Sep 25, 2015 09:09AM GoldenGirls wrote:

Thank you everyone. And Amy, I am sorry to hear about the progression. Hoping the next treatment kicks ass!

Annie - I didn't realize you're in Ontario! I love St. Jacob's! It's almost 2 hours from us too, but worth the drive. (We're in Port Dover, recently moved from the GTA).

Sep 25, 2015 11:33AM dlb823 wrote:

Oh, Amy, I read your post about your scan results as I was leaving UCLA yesterday, but didn't have a free hand to respond in the car. Then, by the time we got home after a 4 hr. stop & go drive (as bad or worse than the procedure), I tried to write, but was too pooped. Anyway, I'm so sorry that your scan showed increased activity. I know only too keenly how shocking it is to find out that your bc cells have figured out a way to outsmart the tx that had been working for so many months. It's like a reality wake-up call from the land of denial -- or at least that's how it was for me back in August -- and it can really throw you into a tailspin again. But I know you've been in some pain that you've been riding out, I think you will be thrilled to get on a new med and get things under control again, which you will.

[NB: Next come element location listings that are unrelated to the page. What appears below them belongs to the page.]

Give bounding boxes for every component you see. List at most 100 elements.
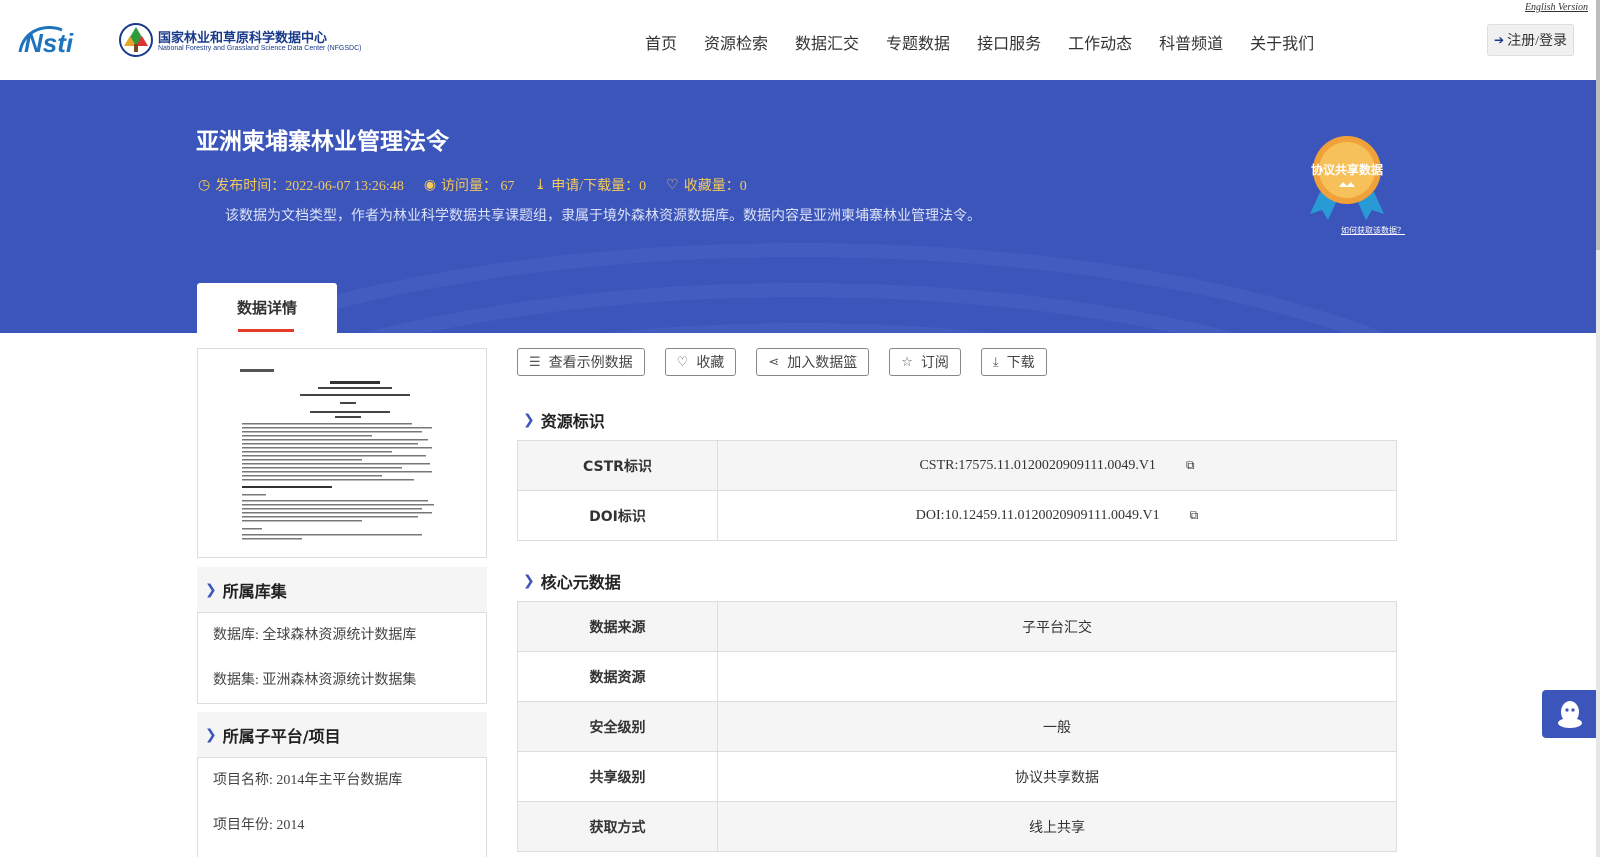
tab-data-details[interactable]: 数据详情 <box>197 283 337 333</box>
tab-data-details-label: 数据详情 <box>236 299 297 317</box>
metadata-value: 线上共享 <box>717 801 1397 852</box>
chevron-right-icon: ❯ <box>523 412 535 428</box>
nav-data-submission[interactable]: 数据汇交 <box>795 30 859 54</box>
action-toolbar: ☰ 查看示例数据 ♡ 收藏 ⋖ 加入数据篮 ☆ 订阅 ⤓ 下载 <box>517 348 1067 376</box>
share-icon: ⋖ <box>768 354 780 370</box>
add-to-basket-button[interactable]: ⋖ 加入数据篮 <box>756 348 870 376</box>
english-version-link[interactable]: English Version <box>1525 2 1588 13</box>
nav-api-service[interactable]: 接口服务 <box>977 30 1041 54</box>
platform-section-header: ❯ 所属子平台/项目 <box>197 712 487 757</box>
svg-text:协议共享数据: 协议共享数据 <box>1311 162 1383 177</box>
table-row: 数据资源 <box>517 651 1397 702</box>
table-row: 安全级别 一般 <box>517 701 1397 752</box>
table-row: DOI标识 DOI:10.12459.11.0120020909111.0049… <box>517 490 1397 541</box>
how-to-get-data-link[interactable]: 如何获取该数据？ <box>1341 225 1405 236</box>
download-icon: ⤓ <box>992 354 999 370</box>
site-header: Nsti 国家林业和草原科学数据中心 National Forestry and… <box>0 0 1596 80</box>
nav-home[interactable]: 首页 <box>645 30 677 54</box>
nav-science-channel[interactable]: 科普频道 <box>1159 30 1223 54</box>
tab-active-underline <box>238 329 294 332</box>
copy-icon[interactable]: ⧉ <box>1186 458 1195 473</box>
cstr-value-cell: CSTR:17575.11.0120020909111.0049.V1 ⧉ <box>717 440 1397 491</box>
login-label: 注册/登录 <box>1507 34 1567 49</box>
nav-topic-data[interactable]: 专题数据 <box>886 30 950 54</box>
platform-list: 项目名称: 2014年主平台数据库 项目年份: 2014 <box>197 757 487 857</box>
nav-about-us[interactable]: 关于我们 <box>1250 30 1314 54</box>
core-metadata-table: 数据来源 子平台汇交 数据资源 安全级别 一般 共享级别 协议共享数据 获取方式… <box>517 601 1397 852</box>
metadata-key: 安全级别 <box>517 701 718 752</box>
platform-item-project-name: 项目名称: 2014年主平台数据库 <box>213 773 403 788</box>
cstr-key: CSTR标识 <box>517 440 718 491</box>
view-count: ◉ 访问量： 67 <box>424 175 515 195</box>
cstr-value: CSTR:17575.11.0120020909111.0049.V1 <box>919 457 1156 473</box>
download-button[interactable]: ⤓ 下载 <box>980 348 1047 376</box>
identifiers-table: CSTR标识 CSTR:17575.11.0120020909111.0049.… <box>517 440 1397 541</box>
metadata-key: 共享级别 <box>517 751 718 802</box>
clock-icon: ◷ <box>198 177 211 193</box>
publish-time-text: 发布时间：2022-06-07 13:26:48 <box>215 179 404 194</box>
heart-icon: ♡ <box>676 354 689 370</box>
chevron-right-icon: ❯ <box>205 726 217 743</box>
download-count-text: 申请/下载量：0 <box>551 179 647 194</box>
nav-resource-search[interactable]: 资源检索 <box>704 30 768 54</box>
core-metadata-section-title: 核心元数据 <box>540 573 621 592</box>
table-row: CSTR标识 CSTR:17575.11.0120020909111.0049.… <box>517 440 1397 491</box>
svg-text:Nsti: Nsti <box>24 28 74 56</box>
dataset-meta: ◷ 发布时间：2022-06-07 13:26:48 ◉ 访问量： 67 ⤓ 申请/下… <box>198 175 767 195</box>
add-to-basket-label: 加入数据篮 <box>787 355 858 371</box>
favorite-button[interactable]: ♡ 收藏 <box>664 348 737 376</box>
metadata-key: 数据资源 <box>517 651 718 702</box>
collection-item-dataset[interactable]: 数据集: 亚洲森林资源统计数据集 <box>198 658 486 703</box>
platform-section-title: 所属子平台/项目 <box>222 726 341 746</box>
star-icon: ☆ <box>901 354 913 370</box>
download-count: ⤓ 申请/下载量：0 <box>535 175 647 195</box>
org-title: 国家林业和草原科学数据中心 <box>158 31 328 46</box>
metadata-value: 子平台汇交 <box>717 601 1397 652</box>
identifiers-section-title: 资源标识 <box>540 412 605 431</box>
collection-list: 数据库: 全球森林资源统计数据库 数据集: 亚洲森林资源统计数据集 <box>197 612 487 704</box>
nav-news[interactable]: 工作动态 <box>1068 30 1132 54</box>
document-thumbnail <box>240 367 444 542</box>
table-row: 数据来源 子平台汇交 <box>517 601 1397 652</box>
heart-icon: ♡ <box>666 177 679 193</box>
nsti-logo[interactable]: Nsti <box>18 22 98 56</box>
publish-time: ◷ 发布时间：2022-06-07 13:26:48 <box>198 175 404 195</box>
table-row: 共享级别 协议共享数据 <box>517 751 1397 802</box>
login-button[interactable]: ➔ 注册/登录 <box>1487 24 1574 56</box>
agreement-share-badge-icon: 协议共享数据 <box>1310 136 1384 220</box>
core-metadata-section-header: ❯ 核心元数据 <box>523 569 621 593</box>
identifiers-section-header: ❯ 资源标识 <box>523 408 605 432</box>
favorite-count: ♡ 收藏量：0 <box>666 175 747 195</box>
qq-chat-button[interactable] <box>1542 690 1596 738</box>
collection-item-database[interactable]: 数据库: 全球森林资源统计数据库 <box>198 613 486 658</box>
doi-key: DOI标识 <box>517 490 718 541</box>
metadata-value <box>717 651 1397 702</box>
view-sample-data-label: 查看示例数据 <box>548 355 633 371</box>
copy-icon[interactable]: ⧉ <box>1190 508 1199 523</box>
collection-section-header: ❯ 所属库集 <box>197 567 487 612</box>
dataset-banner: 亚洲柬埔寨林业管理法令 ◷ 发布时间：2022-06-07 13:26:48 ◉ 访… <box>0 80 1596 333</box>
dataset-description: 该数据为文档类型，作者为林业科学数据共享课题组，隶属于境外森林资源数据库。数据内… <box>225 209 981 224</box>
qq-penguin-icon <box>1558 701 1582 728</box>
scrollbar-thumb[interactable] <box>1596 0 1600 250</box>
view-sample-data-button[interactable]: ☰ 查看示例数据 <box>517 348 645 376</box>
chevron-right-icon: ❯ <box>523 573 535 589</box>
favorite-label: 收藏 <box>696 355 725 371</box>
nfgsdc-logo-icon[interactable] <box>118 22 154 58</box>
page-scrollbar[interactable] <box>1596 0 1600 857</box>
download-label: 下载 <box>1006 355 1035 371</box>
chevron-right-icon: ❯ <box>205 581 217 598</box>
document-preview[interactable] <box>197 348 487 558</box>
metadata-key: 数据来源 <box>517 601 718 652</box>
favorite-count-text: 收藏量：0 <box>683 179 747 194</box>
collection-section-title: 所属库集 <box>222 581 287 601</box>
download-icon: ⤓ <box>534 177 547 193</box>
metadata-key: 获取方式 <box>517 801 718 852</box>
subscribe-label: 订阅 <box>920 355 949 371</box>
metadata-value: 协议共享数据 <box>717 751 1397 802</box>
metadata-value: 一般 <box>717 701 1397 752</box>
doi-value: DOI:10.12459.11.0120020909111.0049.V1 <box>915 507 1160 523</box>
subscribe-button[interactable]: ☆ 订阅 <box>889 348 961 376</box>
org-subtitle: National Forestry and Grassland Science … <box>158 45 362 52</box>
sign-in-icon: ➔ <box>1494 32 1505 47</box>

My keyboard is acting up at the moment, so I'm going to stop here and will be back after I catch up on everyone else's news. Deanna

Sep 25, 2015 01:11PM tryn2staycalm wrote:

Hi everyone,

I was a steady poster on this thread not so long ago. I was on weekly Taxol till my MO stopped it due to some of my side effects. However scans showed the Taxol had shrunk both lung tumors and liver tumors it did nothing for the bone mets which were progressing. I was switched to bone radiation to target these worst mets especially in my spine. This has helped a lot but due to where my radiation was going to get to the bones I now have swallowing issues but am told that will subside soon too. I finished bone radiation Wed. (gong moment) when you get to celebrate. However my break from treatment was short lived as I was taken from my home by EMS early Thursday morning. I had a fall inside my home and now I was told that it has spread to my brain. The battle continues.

Cathy

Sep 25, 2015 01:37PM GoldenGirls wrote:

Cathy, I am so sorry to hear about your fall and your progression.

I hope I am not overstepping, but I am in the Simcoe area as well and wanted to mention that if it was the local hospital that told you it has spread to the brain, it is worth it to seek a second opinion or have another radiologist at a cancer center see the scans. They misdiagnosed my mom at NGH at the start of her mets dx. Her CT showed 3 bone mets, but also showed other incidental findings that the doctor there told us was ALL cancer and that it was throughout her body and organs. That wasn't the case. She did have bone mets, but they made the assumption based on her history that her benign lung nodules and fatty liver were also cancer and told us she was "full of cancer -- it's everywhere!"

Hoping your next treatment kicks the cancer's butt!

Sep 25, 2015 02:25PM Lindalou wrote:

HFC- Are you having pain as well in your sternum? Hoping the new chemo routine stops that progression.

Cathy- How badly were you hurt in your fall? Now brain mets on top of that? So sorry. Do you have the radiologist's report to review the brain scan results?

Amy- good that you are getting out of town and keeping busy. That will help.